Why Your Cron Jobs Drift and Eventually Break Everything

You set up a cron job and it looks perfect: runs every 5 minutes, processes pending work, cleans old data, and syncs external systems.

Then production gets weird. Jobs run twice, runs get skipped, and daily tasks no longer align with actual days. Nothing crashes, but your system slowly drifts away from reality.

Cron failures are usually silent, gradual, and expensive.

The Problem: Time Is Not Reliable

Cron assumes scheduled time is reliable. Real systems break that assumption with restarts, clock drift, crashes, rolling deploys, and multiple instances executing the same schedule.

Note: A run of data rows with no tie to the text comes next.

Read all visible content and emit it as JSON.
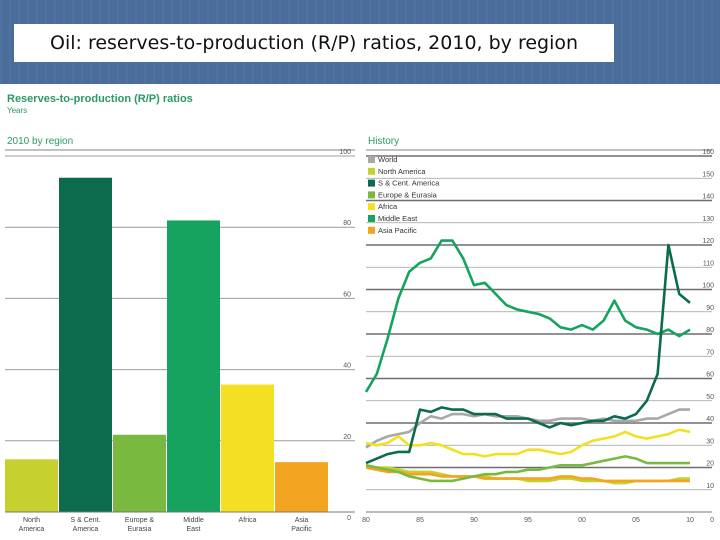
{
  "slide": {
    "title": "Oil: reserves-to-production (R/P) ratios, 2010, by region"
  },
  "figure": {
    "title": "Reserves-to-production (R/P) ratios",
    "unit": "Years"
  },
  "colors": {
    "header_bg": "#4a6d9b",
    "accent_text": "#2a9a63",
    "World": "#a8a8a8",
    "North America": "#c6d12f",
    "S & Cent. America": "#0b6b4c",
    "Europe & Eurasia": "#7ab93f",
    "Africa": "#f4df23",
    "Middle East": "#16a35f",
    "Asia Pacific": "#f3a421"
  },
  "chart_data": [
    {
      "type": "bar",
      "title": "2010 by region",
      "categories": [
        "North\nAmerica",
        "S & Cent.\nAmerica",
        "Europe &\nEurasia",
        "Middle\nEast",
        "Africa",
        "Asia\nPacific"
      ],
      "values": [
        14.8,
        93.9,
        21.7,
        81.9,
        35.8,
        14.0
      ],
      "ylim": [
        0,
        100
      ],
      "yticks": [
        0,
        20,
        40,
        60,
        80,
        100
      ],
      "grid": true
    },
    {
      "type": "line",
      "title": "History",
      "x": [
        1980,
        1981,
        1982,
        1983,
        1984,
        1985,
        1986,
        1987,
        1988,
        1989,
        1990,
        1991,
        1992,
        1993,
        1994,
        1995,
        1996,
        1997,
        1998,
        1999,
        2000,
        2001,
        2002,
        2003,
        2004,
        2005,
        2006,
        2007,
        2008,
        2009,
        2010
      ],
      "xticks": [
        1980,
        1985,
        1990,
        1995,
        2000,
        2005,
        2010
      ],
      "xtick_labels": [
        "80",
        "85",
        "90",
        "95",
        "00",
        "05",
        "10"
      ],
      "ylim": [
        0,
        160
      ],
      "yticks": [
        10,
        20,
        30,
        40,
        50,
        60,
        70,
        80,
        90,
        100,
        110,
        120,
        130,
        140,
        150,
        160
      ],
      "grid": true,
      "legend_position": "top-left",
      "series": [
        {
          "name": "World",
          "values": [
            29,
            32,
            34,
            35,
            36,
            40,
            43,
            42,
            44,
            44,
            43,
            44,
            43,
            43,
            43,
            42,
            41,
            41,
            42,
            42,
            42,
            41,
            42,
            41,
            41,
            41,
            42,
            42,
            44,
            46,
            46
          ]
        },
        {
          "name": "North America",
          "values": [
            21,
            20,
            20,
            19,
            18,
            18,
            18,
            17,
            16,
            16,
            16,
            16,
            15,
            15,
            15,
            14,
            14,
            14,
            15,
            15,
            14,
            14,
            14,
            13,
            13,
            14,
            14,
            14,
            14,
            15,
            15
          ]
        },
        {
          "name": "S & Cent. America",
          "values": [
            22,
            24,
            26,
            27,
            27,
            46,
            45,
            47,
            46,
            46,
            44,
            44,
            44,
            42,
            42,
            42,
            40,
            38,
            40,
            39,
            40,
            41,
            41,
            43,
            42,
            44,
            50,
            62,
            120,
            98,
            94
          ]
        },
        {
          "name": "Europe & Eurasia",
          "values": [
            21,
            20,
            19,
            18,
            16,
            15,
            14,
            14,
            14,
            15,
            16,
            17,
            17,
            18,
            18,
            19,
            19,
            20,
            21,
            21,
            21,
            22,
            23,
            24,
            25,
            24,
            22,
            22,
            22,
            22,
            22
          ]
        },
        {
          "name": "Africa",
          "values": [
            31,
            30,
            31,
            34,
            30,
            30,
            31,
            30,
            28,
            26,
            26,
            25,
            26,
            26,
            26,
            28,
            28,
            27,
            26,
            27,
            30,
            32,
            33,
            34,
            36,
            34,
            33,
            34,
            35,
            37,
            36
          ]
        },
        {
          "name": "Middle East",
          "values": [
            54,
            62,
            78,
            96,
            108,
            112,
            114,
            122,
            122,
            114,
            102,
            103,
            98,
            93,
            91,
            90,
            89,
            87,
            83,
            82,
            84,
            82,
            86,
            95,
            86,
            83,
            82,
            80,
            82,
            79,
            82
          ]
        },
        {
          "name": "Asia Pacific",
          "values": [
            20,
            19,
            18,
            18,
            17,
            17,
            17,
            16,
            16,
            16,
            16,
            15,
            15,
            15,
            15,
            15,
            15,
            15,
            16,
            16,
            15,
            15,
            14,
            14,
            14,
            14,
            14,
            14,
            14,
            14,
            14
          ]
        }
      ]
    }
  ]
}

Cron is a best-effort trigger, not a correctness guarantee.

Where It Breaks in Real Systems

1. Missed executions

If the server restarts exactly when a job should fire, that run can be lost forever with no automatic recovery.

2. Duplicate runs in horizontal scale

Multiple app instances all run the same `*/5 * * * *` schedule, so side effects execute multiple times.

3. Overlapping executions

A 6-minute job scheduled every 5 minutes overlaps itself, causing contention and duplicate mutation.

4. Clock drift

Slightly different node clocks cause long-term desynchronization and inconsistent trigger timing.

5. Time-based logic rot

Logic tied to `now() >= scheduled_time` breaks under timezone changes, DST shifts, and clock correction.

The Core Mistake

Treating time as reliable truth instead of an unreliable hint is what causes cron drift outages.

The Fix: Build Systems That Survive Imperfect Timing

1. Drive jobs from state, not schedule ticks

-- Bad
run_every_5_minutes()
process_pending_orders()

-- Good
process_orders_where(status = 'pending')

If one run is missed, next run catches up. If one run duplicates, idempotency protects outcomes.

2. Use distributed locks for singleton execution

INSERT INTO cron_lock (job_name)
VALUES ('cleanup')
ON CONFLICT DO NOTHING;

If insert fails, another instance already owns the run.

3. Track last execution explicitly

Persist last_run_at and process deltas with WHERE updated_at > last_run_at rather than trusting exact schedule timing.

4. Make jobs re-entrant

Jobs must be safe to start, crash, restart, and continue without corrupting state.

5. Avoid brittle once-per-day checks

-- Avoid
if today != last_run_day then run()

-- Prefer
process_where(processed = false)

State transitions are safer than wall-clock comparisons.

6. Detect and recover missed work

Always scan and reconcile pending/unprocessed state. Never assume skipped cron means no work exists.

7. Separate scheduling from execution

Cron should trigger a check, not perform all work directly. Keep correctness in execution logic.

Pattern That Works in Production

while true do
  jobs = fetch_unprocessed_jobs()

  for job in jobs do
    process_job(job)
  end

  sleep(60)
end

In this model, correctness comes from state tracking and idempotent processing, not perfect timing.

What Not To Do

The Mental Shift

Stop asking: Did it run at the exact right time?

Start asking: If it runs late, early, or twice, is the result still correct?

Reliable systems are state-driven, idempotent, and tolerant of timing chaos.